O Moreirense anunciou hoje que vai acionar a cláusula de rescisão de 1,5 milhões de euros caso algum clube contrate, à sua “revelia”, o guarda-redes Jhonatan, futebolista com o qual os minhotos garantem ter contrato até 2020.

Em comunicado, o emblema quinto classificado da I Liga portuguesa em futebol descreve as diligências feitas para renovar contrato com o guardião brasileiro e termina com a garantia de que acionará as “providências necessárias à defesa dos direitos e legais interesses” da SAD minhota.

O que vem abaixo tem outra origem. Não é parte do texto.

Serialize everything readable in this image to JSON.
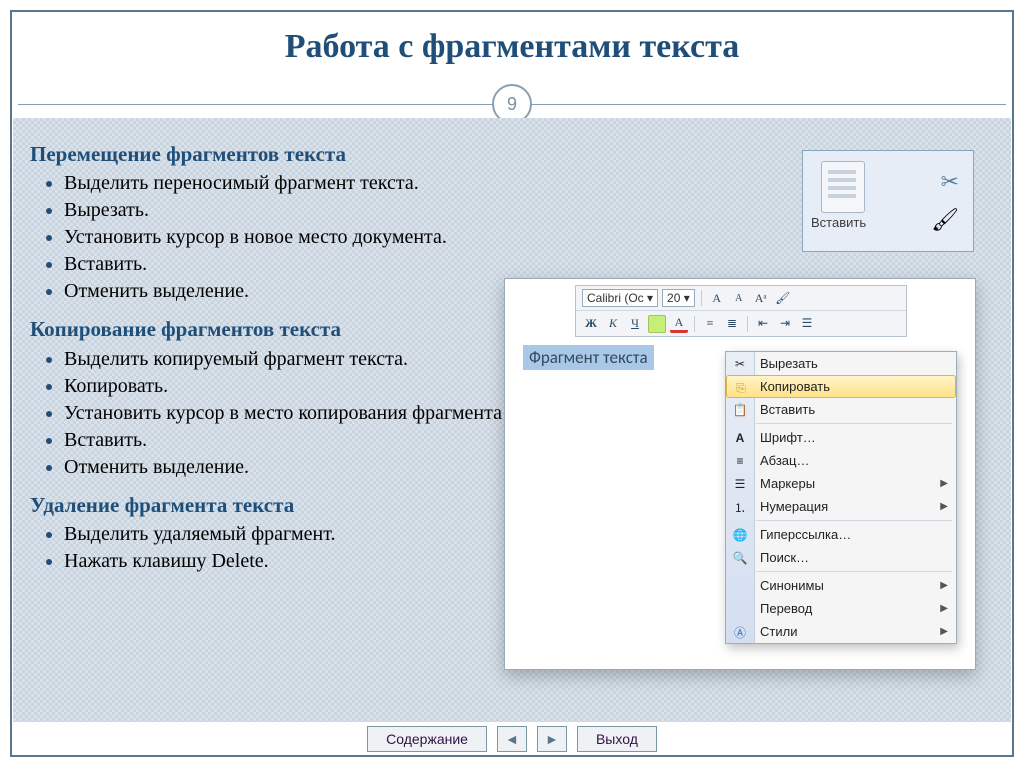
{
  "title": "Работа с фрагментами текста",
  "page_number": "9",
  "sections": [
    {
      "heading": "Перемещение фрагментов текста",
      "items": [
        "Выделить переносимый фрагмент текста.",
        "Вырезать.",
        "Установить курсор в новое место документа.",
        "Вставить.",
        "Отменить выделение."
      ]
    },
    {
      "heading": "Копирование фрагментов текста",
      "items": [
        "Выделить копируемый фрагмент текста.",
        "Копировать.",
        "Установить курсор в место копирования фрагмента текста.",
        "Вставить.",
        "Отменить выделение."
      ]
    },
    {
      "heading": "Удаление фрагмента текста",
      "items": [
        "Выделить удаляемый фрагмент.",
        "Нажать клавишу Delete."
      ]
    }
  ],
  "clipboard": {
    "paste_label": "Вставить"
  },
  "mini_toolbar": {
    "font_family": "Calibri (Ос ▾",
    "font_size": "20 ▾",
    "bold": "Ж",
    "italic": "К",
    "underline": "Ч"
  },
  "word_window": {
    "selected_text": "Фрагмент текста"
  },
  "context_menu": [
    {
      "label": "Вырезать"
    },
    {
      "label": "Копировать"
    },
    {
      "label": "Вставить"
    },
    {
      "label": "Шрифт…"
    },
    {
      "label": "Абзац…"
    },
    {
      "label": "Маркеры"
    },
    {
      "label": "Нумерация"
    },
    {
      "label": "Гиперссылка…"
    },
    {
      "label": "Поиск…"
    },
    {
      "label": "Синонимы"
    },
    {
      "label": "Перевод"
    },
    {
      "label": "Стили"
    }
  ],
  "nav": {
    "contents": "Содержание",
    "exit": "Выход"
  }
}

“Face ao exposto, sendo o jogador um ativo da SAD, com contrato de trabalho até 30 de Junho de 2020, ao clube, SAD ou SDUQ, que, à revelia da Moreirense SAD, proceda à contratação do jogador em causa, será pedida a cláusula de rescisão no valor de um milhão quinhentos mil euros, e que se encontra na cláusula 13.ª do contrato, para além do acionamento das demais providências que se achem necessárias à defesa dos direitos e legais interesses da SAD”, lê-se na nota.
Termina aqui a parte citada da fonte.